I'am trying to get running a very simple example on OSX with python 3.5.1 but I'm really stucked. Have read so many articles that deal with similar problems but I can not fix this by myself. Do you have any hints how to resolve this issue?
我希望mylist中定义的编码latin-1输出正确无误.
I would like to have the correct encoded latin-1 output as defined in mylist without any errors.
我的代码:
# coding=<latin-1>
mylist = [u'Glück', u'Spaß', u'Ähre',]
print(mylist)
错误:
Traceback (most recent call last):
File "/Users/abc/test.py", line 4, in <module>
print(mylist)
UnicodeEncodeError: 'ascii' codec can't encode character '\xfc' in position 4: ordinal not in range(128)
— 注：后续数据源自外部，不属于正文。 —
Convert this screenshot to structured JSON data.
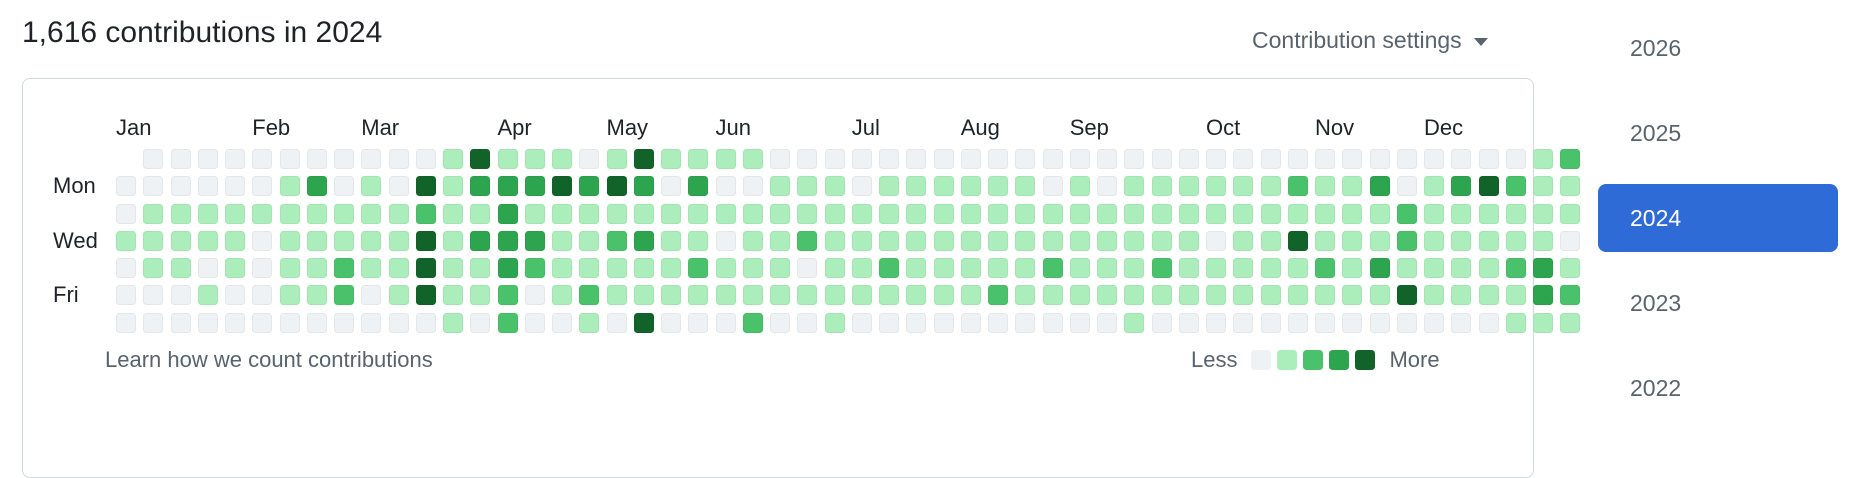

我如何解决该错误,但仍然无法使用stdout(打印)解决问题:
mylist = [u'Glück', u'Spaß', u'Ähre',]
for w in mylist:
print(w.encode("latin-1"))
我得到的输出为:
b'Gl\xfcck'
b'Spa\xdf'
b'\xc4hre'
语言环境"向我显示的是什么:
What 'locale' shows me:
LANG="de_AT.UTF-8"
LC_COLLATE="de_AT.UTF-8"
LC_CTYPE="de_AT.UTF-8"
LC_MESSAGES="de_AT.UTF-8"
LC_MONETARY="de_AT.UTF-8"
LC_NUMERIC="de_AT.UTF-8"
LC_TIME="de_AT.UTF-8"
LC_ALL=
什么 ->'python3'告诉我:
What -> 'python3' shows me:
Python 3.5.1 (default, Jan 22 2016, 08:54:32)
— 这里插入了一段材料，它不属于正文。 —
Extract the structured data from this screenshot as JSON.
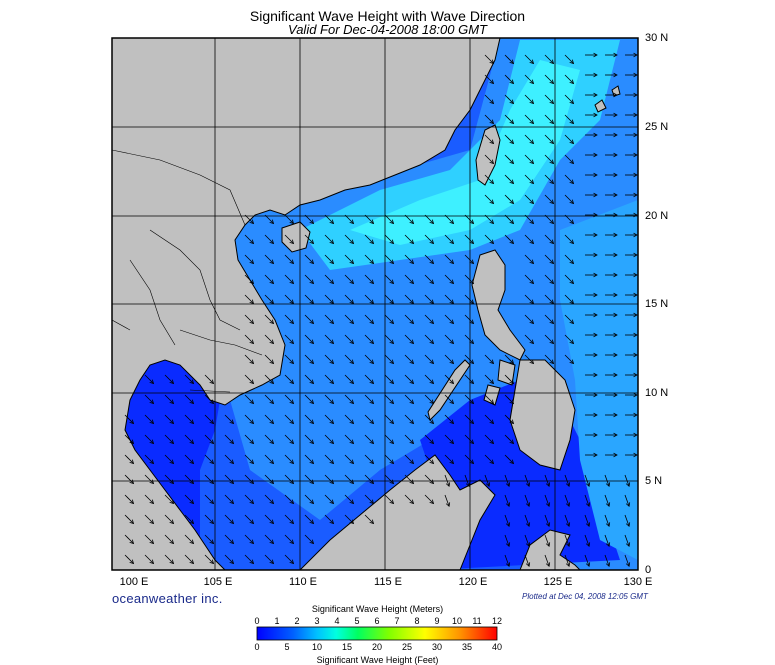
{
  "header": {
    "title": "Significant Wave Height with Wave Direction",
    "subtitle": "Valid For Dec-04-2008 18:00 GMT"
  },
  "map": {
    "lat_labels": [
      "30 N",
      "25 N",
      "20 N",
      "15 N",
      "10 N",
      "5 N",
      "0"
    ],
    "lon_labels": [
      "100 E",
      "105 E",
      "110 E",
      "115 E",
      "120 E",
      "125 E",
      "130 E"
    ],
    "land_color": "#c0c0c0",
    "water_colors": {
      "deep_blue": "#0a2bff",
      "mid_blue": "#1f6bff",
      "light_blue": "#2aa0ff",
      "cyan": "#2ee8ff",
      "dark": "#061070"
    }
  },
  "footer": {
    "brand": "oceanweather inc.",
    "plotted": "Plotted at Dec 04, 2008 12:05 GMT"
  },
  "legend": {
    "title_top": "Significant Wave Height (Meters)",
    "title_bottom": "Significant Wave Height (Feet)",
    "meters_ticks": [
      "0",
      "1",
      "2",
      "3",
      "4",
      "5",
      "6",
      "7",
      "8",
      "9",
      "10",
      "11",
      "12"
    ],
    "feet_ticks": [
      "0",
      "5",
      "10",
      "15",
      "20",
      "25",
      "30",
      "35",
      "40"
    ],
    "gradient_colors": [
      "#0000ff",
      "#0050ff",
      "#00a0ff",
      "#00e0ff",
      "#00ff90",
      "#40ff00",
      "#c0ff00",
      "#ffff00",
      "#ffc000",
      "#ff8000",
      "#ff4000",
      "#ff0000"
    ]
  }
}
[GCC 4.2.1 Compatible Apple LLVM 7.0.2 (clang-700.1.81)] on darwin
Type "help", "copyright", "credits" or "license" for more information.
>>> import sys
>>> sys.getdefaultencoding()
'utf-8'
推荐答案
删除字符<
和>
:
# coding=latin-1
在示例中经常使用这些字符来表示编码名称的位置,但是文本字符<
和>
不应包含在文件中.
Those character are often used in examples to indicate where the encoding name goes, but the literal characters <
and >
should not be included in your file.
要使其正常工作,您的文件必须使用latin-1进行编码.如果您的文件实际上是使用utf-8编码的,则编码行应为
For that to work, your file must be encoded using latin-1. If your file is actually encoded using utf-8, the encoding line should be
# coding=utf-8
例如,当我运行此脚本时(保存为具有latin-1编码的文件):
For example, when I run this script (saved as a file with latin-1 encoding):
# coding=latin-1
mylist = [u'Glück', u'Spaß', u'Ähre',]
print(mylist)
for w in mylist:
print(w.encode("latin-1"))
我得到这个输出(没有错误):
I get this output (with no errors):
['Glück', 'Spaß', 'Ähre']
b'Gl\xfcck'
b'Spa\xdf'
b'\xc4hre'
该输出看起来正确.例如,ü的latin-1编码为'\xfc'
.
That output looks correct. For example, the latin-1 encoding of ü is '\xfc'
.
我使用编辑器以latin-1编码保存文件.该文件的内容以十六进制为:
I used my editor to save the file with latin-1 encoding. The contents of the file in hexadecimal are:
$ hexdump -C codec-question.py
00000000 23 20 63 6f 64 69 6e 67 3d 6c 61 74 69 6e 2d 31 |# coding=latin-1|
00000010 0a 0a 6d 79 6c 69 73 74 20 3d 20 5b 75 27 47 6c |..mylist = [u'Gl|
00000020 fc 63 6b 27 2c 20 75 27 53 70 61 df 27 2c 20 75 |.ck', u'Spa.', u|
00000030 27 c4 68 72 65 27 2c 5d 0a 70 72 69 6e 74 28 6d |'.hre',].print(m|
00000040 79 6c 69 73 74 29 0a 0a 66 6f 72 20 77 20 69 6e |ylist)..for w in|
00000050 20 6d 79 6c 69 73 74 3a 0a 20 20 20 20 70 72 69 | mylist:. pri|
00000060 6e 74 28 77 2e 65 6e 63 6f 64 65 28 22 6c 61 74 |nt(w.encode("lat|
00000070 69 6e 2d 31 22 29 29 0a |in-1")).|
00000078
请注意,第三行(即位置0x20处的字符)的第一个字节(以十六进制表示)为fc
.那是ü的latin-1编码.如果 file 是使用utf-8编码的,则字符ü将使用两个字节c3 bc
表示.
Note that the first byte (represented in hexadecimal) in the third line (i.e. the character at position 0x20) is fc
. That is the latin-1 encoding of ü. If the file was encoded using utf-8, the character ü would be represented using two bytes, c3 bc
.
这篇关于Python3:UnicodeEncodeError:'ascii'编解码器无法编码字符'\ xfc'的文章就介绍到这了,希望我们推荐的答案对大家有所帮助,也希望大家多多支持IT屋!